Gemeinschaftsgeschmacksmuster unterliegen der Löschung auf Antrag des Inhabers eines älteren unterscheidungskräftigen Zeichens, wenn dieses Zeichen in dem Geschmacksmuster „verwendet wird und das Gemeinschaftsrecht oder das nationale Recht des Mitgliedstaats, dem das Zeichen unterliegt, den Rechtsinhaber dazu berechtigen, diese Verwendung zu untersagen“ (Art. 25 Abs. 1 Buchst. e) der Gemeinschaftsgeschmacksmusterverordnung (GGV); ähnlich § 34 Nr. 1 GeschmMG für deutsche Geschmacksmuster).

Das EuG hatte es nun mit einem solchen Fall zu tun (Urt. v. 12.5.2010 – T 148/08). Darin ging es um ein Gemeinschaftsgeschmacksmuster für Schreibwaren, das Ähnlichkeiten mit einer deutschen Bildmarke in Gestalt einer dreidimensionalen Ansicht eines Textmarkers aufwies. Die Nichtigkeitsabteilung des Harmonisierungsamts für den Binnenmarkt (HABM) und ihr folgend die Beschwerdekammer hatten auf Löschung des Geschmacksmusters erkannt.

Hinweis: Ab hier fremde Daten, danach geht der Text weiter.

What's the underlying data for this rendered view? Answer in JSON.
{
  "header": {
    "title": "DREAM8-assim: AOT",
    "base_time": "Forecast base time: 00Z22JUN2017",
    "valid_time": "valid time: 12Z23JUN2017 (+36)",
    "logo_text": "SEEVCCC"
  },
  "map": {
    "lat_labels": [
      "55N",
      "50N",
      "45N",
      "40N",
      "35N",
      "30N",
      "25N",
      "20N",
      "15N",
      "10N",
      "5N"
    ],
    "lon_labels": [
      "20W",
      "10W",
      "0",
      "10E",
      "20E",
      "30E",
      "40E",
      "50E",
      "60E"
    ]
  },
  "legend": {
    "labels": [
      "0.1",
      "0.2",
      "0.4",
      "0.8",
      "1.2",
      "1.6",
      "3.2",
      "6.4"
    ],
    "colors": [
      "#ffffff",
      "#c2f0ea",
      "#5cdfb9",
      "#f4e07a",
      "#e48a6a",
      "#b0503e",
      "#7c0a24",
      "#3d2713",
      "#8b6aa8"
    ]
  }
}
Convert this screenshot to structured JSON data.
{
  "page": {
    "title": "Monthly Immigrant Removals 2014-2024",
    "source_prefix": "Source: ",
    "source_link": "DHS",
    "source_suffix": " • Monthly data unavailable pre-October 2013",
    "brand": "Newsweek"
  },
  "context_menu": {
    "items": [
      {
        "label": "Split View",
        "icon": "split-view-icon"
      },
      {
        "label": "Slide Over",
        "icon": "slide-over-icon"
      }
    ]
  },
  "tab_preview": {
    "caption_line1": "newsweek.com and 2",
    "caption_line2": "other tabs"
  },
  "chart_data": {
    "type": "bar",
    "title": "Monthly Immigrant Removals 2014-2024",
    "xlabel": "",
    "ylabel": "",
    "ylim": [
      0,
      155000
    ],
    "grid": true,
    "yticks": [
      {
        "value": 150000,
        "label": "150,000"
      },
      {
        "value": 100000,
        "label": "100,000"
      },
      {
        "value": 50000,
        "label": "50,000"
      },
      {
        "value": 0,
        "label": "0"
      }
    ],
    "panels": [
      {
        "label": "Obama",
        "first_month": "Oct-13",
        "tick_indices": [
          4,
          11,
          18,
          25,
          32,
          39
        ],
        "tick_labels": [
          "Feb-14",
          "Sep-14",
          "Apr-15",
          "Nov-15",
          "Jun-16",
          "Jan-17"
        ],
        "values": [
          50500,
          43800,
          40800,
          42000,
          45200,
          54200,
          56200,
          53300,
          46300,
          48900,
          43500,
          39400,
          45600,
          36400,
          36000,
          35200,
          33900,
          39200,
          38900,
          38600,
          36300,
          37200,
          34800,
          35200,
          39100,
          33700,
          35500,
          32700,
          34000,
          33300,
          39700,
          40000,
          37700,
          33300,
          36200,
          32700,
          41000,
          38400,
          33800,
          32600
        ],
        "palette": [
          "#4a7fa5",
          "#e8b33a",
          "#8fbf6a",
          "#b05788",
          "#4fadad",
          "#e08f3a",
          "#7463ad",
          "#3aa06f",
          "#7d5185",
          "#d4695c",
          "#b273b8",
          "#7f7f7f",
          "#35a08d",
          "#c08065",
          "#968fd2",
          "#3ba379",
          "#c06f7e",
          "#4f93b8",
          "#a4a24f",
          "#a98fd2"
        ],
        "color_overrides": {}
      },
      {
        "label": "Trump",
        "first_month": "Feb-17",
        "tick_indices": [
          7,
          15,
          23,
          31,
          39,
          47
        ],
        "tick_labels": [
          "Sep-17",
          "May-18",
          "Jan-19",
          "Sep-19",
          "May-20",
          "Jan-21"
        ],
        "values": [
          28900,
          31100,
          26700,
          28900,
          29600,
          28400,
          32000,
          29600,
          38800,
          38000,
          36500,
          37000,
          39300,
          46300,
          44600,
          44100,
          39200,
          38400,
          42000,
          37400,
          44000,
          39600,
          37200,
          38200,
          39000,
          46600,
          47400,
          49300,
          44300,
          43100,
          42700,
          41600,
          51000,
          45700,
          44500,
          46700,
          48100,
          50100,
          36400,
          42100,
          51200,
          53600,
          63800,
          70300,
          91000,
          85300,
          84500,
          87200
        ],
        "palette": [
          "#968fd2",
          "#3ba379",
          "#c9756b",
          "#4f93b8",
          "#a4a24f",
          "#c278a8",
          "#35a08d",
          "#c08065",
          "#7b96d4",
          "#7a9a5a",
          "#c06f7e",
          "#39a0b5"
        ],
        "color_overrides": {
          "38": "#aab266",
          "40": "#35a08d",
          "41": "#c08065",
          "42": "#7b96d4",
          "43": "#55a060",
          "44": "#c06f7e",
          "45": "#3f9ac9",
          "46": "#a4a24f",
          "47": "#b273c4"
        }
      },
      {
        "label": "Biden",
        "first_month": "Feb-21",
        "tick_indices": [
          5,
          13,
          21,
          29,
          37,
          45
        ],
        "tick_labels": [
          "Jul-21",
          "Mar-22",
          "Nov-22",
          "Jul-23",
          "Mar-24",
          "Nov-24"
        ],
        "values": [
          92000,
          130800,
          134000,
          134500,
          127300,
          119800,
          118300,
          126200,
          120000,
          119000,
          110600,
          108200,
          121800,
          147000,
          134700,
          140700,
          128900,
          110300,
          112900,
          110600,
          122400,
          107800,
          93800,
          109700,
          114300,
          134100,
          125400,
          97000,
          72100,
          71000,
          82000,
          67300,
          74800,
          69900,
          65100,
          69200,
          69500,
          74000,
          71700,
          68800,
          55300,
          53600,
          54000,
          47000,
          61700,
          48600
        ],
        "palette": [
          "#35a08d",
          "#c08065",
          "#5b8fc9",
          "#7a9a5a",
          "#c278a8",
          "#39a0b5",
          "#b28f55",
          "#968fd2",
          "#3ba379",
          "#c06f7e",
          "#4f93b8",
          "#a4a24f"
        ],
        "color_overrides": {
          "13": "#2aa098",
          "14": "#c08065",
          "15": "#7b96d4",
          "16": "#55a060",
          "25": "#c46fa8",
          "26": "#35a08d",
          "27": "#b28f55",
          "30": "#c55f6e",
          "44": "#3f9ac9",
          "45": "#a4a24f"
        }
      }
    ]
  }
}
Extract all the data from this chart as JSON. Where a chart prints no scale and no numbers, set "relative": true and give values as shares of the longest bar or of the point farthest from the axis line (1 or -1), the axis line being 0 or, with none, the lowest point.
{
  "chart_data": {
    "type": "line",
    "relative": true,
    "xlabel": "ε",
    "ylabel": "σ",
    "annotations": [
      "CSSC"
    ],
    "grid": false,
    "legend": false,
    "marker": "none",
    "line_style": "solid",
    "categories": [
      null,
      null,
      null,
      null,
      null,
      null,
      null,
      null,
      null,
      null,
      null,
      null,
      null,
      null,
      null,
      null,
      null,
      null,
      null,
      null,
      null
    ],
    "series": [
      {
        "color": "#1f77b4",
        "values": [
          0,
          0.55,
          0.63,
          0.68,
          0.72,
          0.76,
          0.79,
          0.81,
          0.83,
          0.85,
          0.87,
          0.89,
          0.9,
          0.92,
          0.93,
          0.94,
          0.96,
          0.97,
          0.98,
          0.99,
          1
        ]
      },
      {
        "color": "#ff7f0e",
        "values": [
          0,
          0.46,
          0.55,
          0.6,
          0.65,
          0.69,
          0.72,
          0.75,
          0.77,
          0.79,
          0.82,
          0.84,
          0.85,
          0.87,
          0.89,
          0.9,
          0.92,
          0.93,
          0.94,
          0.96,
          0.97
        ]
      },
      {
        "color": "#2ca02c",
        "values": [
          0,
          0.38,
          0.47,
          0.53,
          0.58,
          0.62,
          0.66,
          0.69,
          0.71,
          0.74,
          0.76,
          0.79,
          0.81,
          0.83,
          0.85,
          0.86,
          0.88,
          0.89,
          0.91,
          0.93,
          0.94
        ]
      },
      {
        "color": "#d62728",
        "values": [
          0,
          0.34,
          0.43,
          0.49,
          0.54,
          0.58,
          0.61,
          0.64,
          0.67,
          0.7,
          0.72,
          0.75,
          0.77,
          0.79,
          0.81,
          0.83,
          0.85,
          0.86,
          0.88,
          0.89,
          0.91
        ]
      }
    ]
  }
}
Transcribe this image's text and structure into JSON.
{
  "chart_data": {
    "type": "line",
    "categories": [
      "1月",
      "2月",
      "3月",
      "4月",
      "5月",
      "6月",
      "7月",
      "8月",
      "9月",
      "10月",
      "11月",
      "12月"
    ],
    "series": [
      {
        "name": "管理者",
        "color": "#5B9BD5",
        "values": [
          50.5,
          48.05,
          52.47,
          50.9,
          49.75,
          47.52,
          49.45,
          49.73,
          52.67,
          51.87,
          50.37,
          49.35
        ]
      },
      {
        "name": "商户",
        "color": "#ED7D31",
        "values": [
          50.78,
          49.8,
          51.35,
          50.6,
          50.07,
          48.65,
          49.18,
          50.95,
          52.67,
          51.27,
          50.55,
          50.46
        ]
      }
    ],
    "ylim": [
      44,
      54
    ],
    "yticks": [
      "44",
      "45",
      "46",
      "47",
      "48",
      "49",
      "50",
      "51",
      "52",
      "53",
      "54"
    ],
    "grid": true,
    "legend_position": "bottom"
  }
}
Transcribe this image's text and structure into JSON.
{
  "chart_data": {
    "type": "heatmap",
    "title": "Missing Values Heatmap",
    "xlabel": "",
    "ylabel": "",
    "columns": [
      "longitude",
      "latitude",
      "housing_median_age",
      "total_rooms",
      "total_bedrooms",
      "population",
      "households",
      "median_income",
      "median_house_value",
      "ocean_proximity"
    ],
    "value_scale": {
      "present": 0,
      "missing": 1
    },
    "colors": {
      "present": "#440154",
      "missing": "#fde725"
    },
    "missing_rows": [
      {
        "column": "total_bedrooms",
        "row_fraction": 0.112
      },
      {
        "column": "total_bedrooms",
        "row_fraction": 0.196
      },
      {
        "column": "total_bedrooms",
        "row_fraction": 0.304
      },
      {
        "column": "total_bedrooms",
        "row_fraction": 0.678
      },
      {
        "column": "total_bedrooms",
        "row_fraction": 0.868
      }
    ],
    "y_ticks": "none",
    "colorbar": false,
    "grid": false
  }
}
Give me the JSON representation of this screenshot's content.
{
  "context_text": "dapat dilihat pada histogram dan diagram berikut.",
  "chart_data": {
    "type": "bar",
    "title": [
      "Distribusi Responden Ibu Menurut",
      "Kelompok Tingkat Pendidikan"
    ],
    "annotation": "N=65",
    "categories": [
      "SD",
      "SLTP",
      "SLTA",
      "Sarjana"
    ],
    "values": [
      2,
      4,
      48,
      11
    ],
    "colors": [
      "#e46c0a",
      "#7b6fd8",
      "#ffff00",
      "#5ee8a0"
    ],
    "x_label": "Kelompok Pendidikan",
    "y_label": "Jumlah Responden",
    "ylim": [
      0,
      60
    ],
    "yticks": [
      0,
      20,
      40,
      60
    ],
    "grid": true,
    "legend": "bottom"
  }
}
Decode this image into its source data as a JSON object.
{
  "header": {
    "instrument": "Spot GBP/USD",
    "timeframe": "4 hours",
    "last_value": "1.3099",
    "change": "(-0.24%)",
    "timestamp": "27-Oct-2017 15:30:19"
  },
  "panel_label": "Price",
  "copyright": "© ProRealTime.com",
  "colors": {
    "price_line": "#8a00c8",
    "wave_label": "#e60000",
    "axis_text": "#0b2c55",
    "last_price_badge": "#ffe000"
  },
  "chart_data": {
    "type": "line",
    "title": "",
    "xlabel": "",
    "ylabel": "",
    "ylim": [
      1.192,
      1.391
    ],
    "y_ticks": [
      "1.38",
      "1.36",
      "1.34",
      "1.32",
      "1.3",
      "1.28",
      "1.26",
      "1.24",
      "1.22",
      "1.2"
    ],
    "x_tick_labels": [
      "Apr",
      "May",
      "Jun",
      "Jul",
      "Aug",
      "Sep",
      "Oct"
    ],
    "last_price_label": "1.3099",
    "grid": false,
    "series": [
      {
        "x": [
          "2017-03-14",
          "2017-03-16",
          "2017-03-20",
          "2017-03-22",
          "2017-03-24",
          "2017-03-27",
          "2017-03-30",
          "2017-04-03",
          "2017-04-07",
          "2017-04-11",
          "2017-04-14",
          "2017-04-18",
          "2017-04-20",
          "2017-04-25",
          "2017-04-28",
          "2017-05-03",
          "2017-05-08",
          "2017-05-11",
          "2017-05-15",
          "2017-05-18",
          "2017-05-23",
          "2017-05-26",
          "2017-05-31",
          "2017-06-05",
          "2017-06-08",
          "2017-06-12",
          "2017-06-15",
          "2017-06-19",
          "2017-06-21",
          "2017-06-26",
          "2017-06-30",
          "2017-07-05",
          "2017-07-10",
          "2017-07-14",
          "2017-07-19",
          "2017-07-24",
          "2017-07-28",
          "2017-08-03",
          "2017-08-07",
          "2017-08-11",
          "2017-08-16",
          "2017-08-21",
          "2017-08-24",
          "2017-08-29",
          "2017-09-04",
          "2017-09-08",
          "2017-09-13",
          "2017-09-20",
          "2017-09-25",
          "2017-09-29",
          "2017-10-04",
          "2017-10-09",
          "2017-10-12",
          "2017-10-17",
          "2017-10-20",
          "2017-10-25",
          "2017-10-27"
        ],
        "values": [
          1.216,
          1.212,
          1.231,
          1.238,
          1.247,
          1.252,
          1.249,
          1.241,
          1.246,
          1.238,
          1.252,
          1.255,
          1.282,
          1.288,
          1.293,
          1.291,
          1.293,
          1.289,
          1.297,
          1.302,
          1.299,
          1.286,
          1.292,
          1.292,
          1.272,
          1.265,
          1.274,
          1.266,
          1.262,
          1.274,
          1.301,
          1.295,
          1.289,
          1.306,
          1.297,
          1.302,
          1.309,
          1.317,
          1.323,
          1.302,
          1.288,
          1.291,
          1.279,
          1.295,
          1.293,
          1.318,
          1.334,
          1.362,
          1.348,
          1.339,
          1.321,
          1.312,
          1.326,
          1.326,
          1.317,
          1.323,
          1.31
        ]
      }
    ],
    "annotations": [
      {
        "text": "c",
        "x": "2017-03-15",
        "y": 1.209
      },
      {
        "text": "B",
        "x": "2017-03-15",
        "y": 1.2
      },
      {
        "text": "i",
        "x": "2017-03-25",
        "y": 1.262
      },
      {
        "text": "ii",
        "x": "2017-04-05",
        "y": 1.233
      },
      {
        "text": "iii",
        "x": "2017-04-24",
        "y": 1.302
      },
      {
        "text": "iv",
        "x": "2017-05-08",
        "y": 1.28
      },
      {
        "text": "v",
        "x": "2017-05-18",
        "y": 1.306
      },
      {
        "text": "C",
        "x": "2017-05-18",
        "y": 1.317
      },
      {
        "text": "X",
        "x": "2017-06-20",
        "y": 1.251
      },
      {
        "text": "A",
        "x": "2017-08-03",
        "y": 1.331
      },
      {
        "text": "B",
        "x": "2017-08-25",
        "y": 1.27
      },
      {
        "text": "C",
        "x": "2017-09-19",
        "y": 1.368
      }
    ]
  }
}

Für das Gericht stellte sich zunächst die Frage, ob jener Löschungsgrund des Art. 25 Abs. 1 Buchst. e) GGV nur dann eingreift, wenn das Muster die ältere Marke identisch enthält. Obwohl der Wortlaut der genannten Bestimmung an sich dafür spricht, sprach sich das EuG für eine weiter reichende Auslegung aus. Danach komme es darauf an, ob die Verwendung des Musters aufgrund von Verwechslungsgefahr mit der Marke untersagt werden könne. Ist das der Fall, dann kann auch Löschung der Geschmacksmustereintragung verlangt werden.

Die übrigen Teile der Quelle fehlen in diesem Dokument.